Matthew: There is a fair amount of makeup to admire here, none more so than on Janeway's deterioration. They colored her face well and frizzed her hair convincingly. The devices in the "phased" world had a nice look, too, if perhaps their purposes were questionable... (I thought they were genetically modifying people?) Chakotay's age makeup was pretty effective, too, among the best age makeup on Trek.

Kevin: I agree on the makeup jobs, for both Chakotay and Neelix actually. I liked the phased effect on the equipment, but thought the designs veered either into "oldtimey dental gear" or "purposefully creepy looking." A middle ground that implied their 'legitimate' purpose would have helped. Some of the more complicated pieces just looked like they were hauling modern art around the ship.

Matthew: The holodeck art studio makes another appearance, with a period-dressed Doctor. It was all very good. The aliens were typical bland Voyager aliens, in the vein of the first two seasons. The ships were relatively convincing CGI creations, and I liked the effects of Voyager racing through the binary pulsars, and the alien ships' destruction.

Kevin: Overall, I agree it was good. I think they did a good job with the light balance, too. The long shots of the ship entering and leaving the pulsars was well done.


Matthew: All in all, I'm at a 3 on this. I'm not really docking it on originality, because good ideas are worth repeating, and there are individual wrinkles based on our characters here. But while entertaining, the story lacks ambition and depth in terms of ideas.

Kevin: With a more convincing case for the experiments to continue, this had the basic parts of a 5. Still, it's interesting to watch, and entertaining to see Janeway really put through the wringer. I agree with a 3. That makes a total of 6.


  1. I dont think it was necessary to explore the animal experimentation angle in this episode for it to be good. It is perfectly conceivable that an alien race would consider humans inferior enough to want to experiment on them and not give a shit that they are sentient beings. Remember when Picard was tortured and the Cardassian said humans have children too but they just dont love them like we do? I assume something similar went on here. "Yea sure they bleed and have feelings but they are just lesser than us so it is justified."

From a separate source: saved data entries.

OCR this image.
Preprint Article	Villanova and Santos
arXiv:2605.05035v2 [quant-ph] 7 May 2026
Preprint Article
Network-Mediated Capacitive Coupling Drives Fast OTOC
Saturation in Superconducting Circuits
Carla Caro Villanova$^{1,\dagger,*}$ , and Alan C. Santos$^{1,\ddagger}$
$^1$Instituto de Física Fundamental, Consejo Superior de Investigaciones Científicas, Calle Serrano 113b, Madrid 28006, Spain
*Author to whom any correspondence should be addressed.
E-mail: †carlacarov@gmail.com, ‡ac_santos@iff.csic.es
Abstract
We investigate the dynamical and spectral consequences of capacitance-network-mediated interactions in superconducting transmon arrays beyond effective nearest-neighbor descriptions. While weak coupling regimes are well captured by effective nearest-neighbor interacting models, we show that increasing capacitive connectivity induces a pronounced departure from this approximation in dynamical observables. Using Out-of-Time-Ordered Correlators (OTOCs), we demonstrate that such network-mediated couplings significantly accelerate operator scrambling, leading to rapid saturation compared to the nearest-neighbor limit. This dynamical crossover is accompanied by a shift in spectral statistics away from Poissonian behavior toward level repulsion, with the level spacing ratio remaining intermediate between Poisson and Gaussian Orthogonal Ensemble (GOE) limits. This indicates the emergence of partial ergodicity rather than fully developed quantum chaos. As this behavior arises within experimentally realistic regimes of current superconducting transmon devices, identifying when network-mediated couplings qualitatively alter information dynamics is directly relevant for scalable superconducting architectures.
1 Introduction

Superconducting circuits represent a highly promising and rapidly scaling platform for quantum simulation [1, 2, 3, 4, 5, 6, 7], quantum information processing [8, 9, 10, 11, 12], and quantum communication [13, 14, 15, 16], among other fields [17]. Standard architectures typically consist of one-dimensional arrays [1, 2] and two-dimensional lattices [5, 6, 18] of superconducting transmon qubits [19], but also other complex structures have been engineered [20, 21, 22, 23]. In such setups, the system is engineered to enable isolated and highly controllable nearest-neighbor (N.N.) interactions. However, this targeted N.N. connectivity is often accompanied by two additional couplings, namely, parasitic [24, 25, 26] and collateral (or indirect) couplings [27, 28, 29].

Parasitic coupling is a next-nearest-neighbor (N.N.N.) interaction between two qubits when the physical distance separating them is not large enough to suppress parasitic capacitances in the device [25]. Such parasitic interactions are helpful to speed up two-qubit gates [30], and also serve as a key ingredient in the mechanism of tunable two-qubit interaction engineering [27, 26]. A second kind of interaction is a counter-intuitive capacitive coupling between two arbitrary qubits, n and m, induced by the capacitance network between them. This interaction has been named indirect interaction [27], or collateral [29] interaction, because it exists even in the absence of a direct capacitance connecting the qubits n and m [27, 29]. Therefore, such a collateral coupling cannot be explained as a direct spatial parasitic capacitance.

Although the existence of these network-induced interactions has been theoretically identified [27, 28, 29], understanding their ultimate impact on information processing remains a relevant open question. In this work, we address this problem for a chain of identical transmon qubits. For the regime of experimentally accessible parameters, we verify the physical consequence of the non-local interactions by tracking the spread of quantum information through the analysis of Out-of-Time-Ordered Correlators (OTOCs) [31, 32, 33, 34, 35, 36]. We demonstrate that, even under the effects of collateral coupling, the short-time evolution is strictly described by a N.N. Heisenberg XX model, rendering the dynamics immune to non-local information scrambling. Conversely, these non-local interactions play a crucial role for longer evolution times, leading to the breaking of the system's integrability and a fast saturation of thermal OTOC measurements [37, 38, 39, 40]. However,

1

    Making it about animal experimentation and the ethics thereof would have made this a different story altogether and we get to see that in the Season 5 episode Nothing Human, which explores this wonderfully and where Crell Moset asks this very question of the Doctor when confronted about the ethical considerations, he states that about how half the medical knowledge on Earth came through experiments on lower animals. When The Doctor says "but not people" Moset, rightfully so, rebuts by saying that it is convenient to draw a line between higher and lower species to justify experiment on one and not the other.

    I think this episode was more about the crew and how thy handle these things.
    I loved Janeway's disheveled look and hair and that she felt there were hot needles poking around her brain and we they actually were. As you guys say, there were a lot of fun scenes in there. The reaction of the crew here is what makes this so much fun. Watching Janeway become unhinged and being irritated at the most basic things.
    Torres and Tom sneaking around making out in corridors and etc and getting
    caught by Tuvok.

    1. I think this episode was good. I think it just could have been a bit better if they had provided more of an argument for the aliens' actions, whether it was based on cognitive superiority or not.

      Like stories about Nazi eugenics and experiments, it's just plain interesting to see someone justify horrible actions.